Court rules against high school cheerleaders in the First Amendment dispute over Snapchat profanity

Court rules against high school cheerleaders in the First Amendment dispute over Snapchat profanity



Scottus News

The Pennsylvania School District may have won the war to regulate the speech of students outside the school on Wednesday, but it lost in the cheerleader’s profanity complaint against Snapchat. The judge ruled that the First Amendment allowed the school to regulate at least some student speeches that occurred outside the school.However, with a vote of 8 to 1, the judges Agree cheerleader She was suspended by the cheerleader for a year and still violated the First Amendment.

case, Mahanoy Regional School District v. BL, Started in 2017, when 14-year-old Brandi Levy did not enter her public school cheerleading team. Levy posted a photo of her raising her middle finger, expressing her disappointment with the social media app Snapchat, with the words “Fucking school, softball, fucking everything.” Although Levy’s snapshot is only in her 250 of her friends showed up in front of her for 24 hours, but the coaches saw the screenshot of the post and suspended her from the junior school team for a year on the grounds that the post violated the team and school rules. Levy went to court, and she argued that the suspension violated the First Amendment. When the lower court agreed, the school district appealed to the Supreme Court, and the Supreme Court agreed to participate in it in January.

The court’s opinion is that of Justice Stephen Breyer, who wrote—unlike the U.S. Court of Appeals for the Third Circuit—most people don’t believe that “when schools control speech, they give schools extra permission to control speech. Characteristics always disappear. It happens outside of school.” Breyer suggested that schools may be interested in monitoring various types of off-campus behaviors–for example, severe bullying, threats against teachers or students, participation in online school activities, or Hacked the school computer.
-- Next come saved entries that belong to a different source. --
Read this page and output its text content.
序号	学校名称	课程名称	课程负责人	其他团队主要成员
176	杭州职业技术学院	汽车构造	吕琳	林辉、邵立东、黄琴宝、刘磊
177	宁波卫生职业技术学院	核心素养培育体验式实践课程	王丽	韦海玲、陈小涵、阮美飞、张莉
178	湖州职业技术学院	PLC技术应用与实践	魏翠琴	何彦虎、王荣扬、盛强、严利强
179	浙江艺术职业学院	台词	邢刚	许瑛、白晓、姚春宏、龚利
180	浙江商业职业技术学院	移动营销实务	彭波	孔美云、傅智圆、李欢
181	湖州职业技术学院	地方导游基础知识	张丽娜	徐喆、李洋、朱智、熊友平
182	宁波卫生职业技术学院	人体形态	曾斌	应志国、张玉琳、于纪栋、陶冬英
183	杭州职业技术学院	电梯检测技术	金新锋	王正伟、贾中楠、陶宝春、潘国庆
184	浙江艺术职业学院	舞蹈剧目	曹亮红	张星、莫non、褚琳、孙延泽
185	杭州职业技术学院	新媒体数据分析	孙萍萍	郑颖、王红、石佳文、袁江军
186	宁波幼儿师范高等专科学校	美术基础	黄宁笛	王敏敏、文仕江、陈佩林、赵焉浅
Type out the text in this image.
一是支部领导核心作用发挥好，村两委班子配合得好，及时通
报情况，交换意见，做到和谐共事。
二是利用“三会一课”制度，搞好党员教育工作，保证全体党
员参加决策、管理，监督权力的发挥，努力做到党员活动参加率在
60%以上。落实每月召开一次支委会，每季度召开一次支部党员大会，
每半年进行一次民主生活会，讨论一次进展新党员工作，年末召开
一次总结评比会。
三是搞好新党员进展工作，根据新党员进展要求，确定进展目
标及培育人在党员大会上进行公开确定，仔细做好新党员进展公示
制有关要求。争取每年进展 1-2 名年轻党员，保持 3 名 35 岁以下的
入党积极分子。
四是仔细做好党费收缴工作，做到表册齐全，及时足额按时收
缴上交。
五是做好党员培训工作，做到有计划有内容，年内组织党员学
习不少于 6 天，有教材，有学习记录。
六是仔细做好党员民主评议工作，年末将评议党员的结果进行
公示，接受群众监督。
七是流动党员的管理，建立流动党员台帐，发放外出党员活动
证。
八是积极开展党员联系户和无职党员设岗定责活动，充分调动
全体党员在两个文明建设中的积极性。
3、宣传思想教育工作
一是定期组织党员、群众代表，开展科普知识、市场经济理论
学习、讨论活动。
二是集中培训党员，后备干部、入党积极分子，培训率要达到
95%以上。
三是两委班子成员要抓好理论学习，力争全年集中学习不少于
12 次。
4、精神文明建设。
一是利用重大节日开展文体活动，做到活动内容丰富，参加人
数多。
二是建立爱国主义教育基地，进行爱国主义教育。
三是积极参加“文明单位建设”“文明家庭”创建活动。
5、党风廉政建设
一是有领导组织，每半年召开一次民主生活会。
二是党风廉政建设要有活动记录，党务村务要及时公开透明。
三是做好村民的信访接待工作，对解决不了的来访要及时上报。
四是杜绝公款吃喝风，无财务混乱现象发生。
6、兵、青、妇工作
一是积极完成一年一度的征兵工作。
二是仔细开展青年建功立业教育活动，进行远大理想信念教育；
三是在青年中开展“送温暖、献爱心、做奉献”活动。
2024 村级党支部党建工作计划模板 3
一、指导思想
On the other hand, Breyer observed that the three characteristics of off-campus speeches would make it unlikely that schools would supervise them. First, a student’s off-campus speech is usually the responsibility of the student’s parent. Second, any supervision of off-campus speeches will cover almost everything that students say or do outside the school. Third, schools are interested in protecting students’ unpopular speech and thoughts. Breyer explained that the court will “leave future cases to determine where, when, and how these characteristics imply that the speaker’s off-campus position will make a key difference in determining whether speech can be regulated.”

But even if schools can regulate students’ off-campus speech under certain circumstances, Breyer went on to say that the suspension of Levi’s decision still violates the First Amendment. Breyer reasoned that if she was an adult, Levy’s speech would normally be protected by the First Amendment. In addition, she made a snapshot on the school playground over the weekend, and there is no evidence that it caused serious damage that could prove her suspension. Breyer admits that some people may think that Levy’s criticism is so trivial that it is not the kind of speech that deserves the protection of the First Amendment. “But sometimes it is necessary to protect what is superfluous to keep what is necessary,” Breyer concluded.

Justice Clarence Thomas is the only opponent. He cited the “150-year history of supporting coaching” and believed that the majority opinion “has the wrong result.” He argued, “Historically, schools can disciplinary actions against students under the circumstances described here.”